All the shows in the festival however started on time. Security personnel with Kalashnikovs protecting the State emissaries sat beside the local leaders of the Rabha Hasong Students’ Union even as the audience made enough room for Sumati and her friends.
With all the evening performances of the festival produced and performed by women actors, men including large contingents of security personnel had no option but to watch and learn. The audience remained glued to their seats in complete silence for Pakija Begum’s solo act in which she plays Padmapriya, a character based on a novel by acclaimed Assamese feminist author, Indira Goswami and for Pondicherry-based Savita Rani’s interactive act, RIP. These shows were followed by equally long conversations on women, men, relationships and families.
The proscenium was repeatedly ‘violated’ by performances, which followed their own contours. “The audience enjoys such violations,” says Polash Pratim Mech of the Oftas Group of Sivasagar, who presented his adaptation of William Shakespeare’s King Lear called Fall of a King. Using Chotal Bihu, a rare Bihu performance tailored for courtyards of Assamese household, Lear becomes an Assamese gaon burha or village headman in this play, even as Mech’s deft usage of Chotal Bihu transforms the stage that resembles an Akira Kurosawa set. On the next day, a nervous Illangovan who was not sure if the audience would be able to connect with Mystique Mirror produced by Chennai-based Manalmugudi Drama Troupe got a standing ovation from the audience for their visual extravaganza. The troupe presented a story of Kuhaimaravasigal (Cave Tree Dwellers), chased away from their habitats who turn into birds, abandoning their human existence. The forest, again, provided the perfect backdrop.

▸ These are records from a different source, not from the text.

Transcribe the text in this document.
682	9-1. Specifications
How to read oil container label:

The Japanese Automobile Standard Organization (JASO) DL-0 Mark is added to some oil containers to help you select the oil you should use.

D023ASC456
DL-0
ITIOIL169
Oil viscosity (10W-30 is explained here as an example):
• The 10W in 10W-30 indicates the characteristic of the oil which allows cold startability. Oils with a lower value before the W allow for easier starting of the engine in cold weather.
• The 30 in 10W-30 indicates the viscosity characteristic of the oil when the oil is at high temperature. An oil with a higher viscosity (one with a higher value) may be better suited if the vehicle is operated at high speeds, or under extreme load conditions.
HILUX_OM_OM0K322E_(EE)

For Rabha and several others associated with this festival, more than providing a ‘unique experience’, the message of the festival is important. “The character of this festival lies in the use of locally available materials, improvisations on the space and sound without any artificial or pseudo devices. If we lose that character, it will all be lost,” he says. Perhaps the only hope for him is that already three different theatre troupes in Assam are trying to adopt this experiment to newer terrains.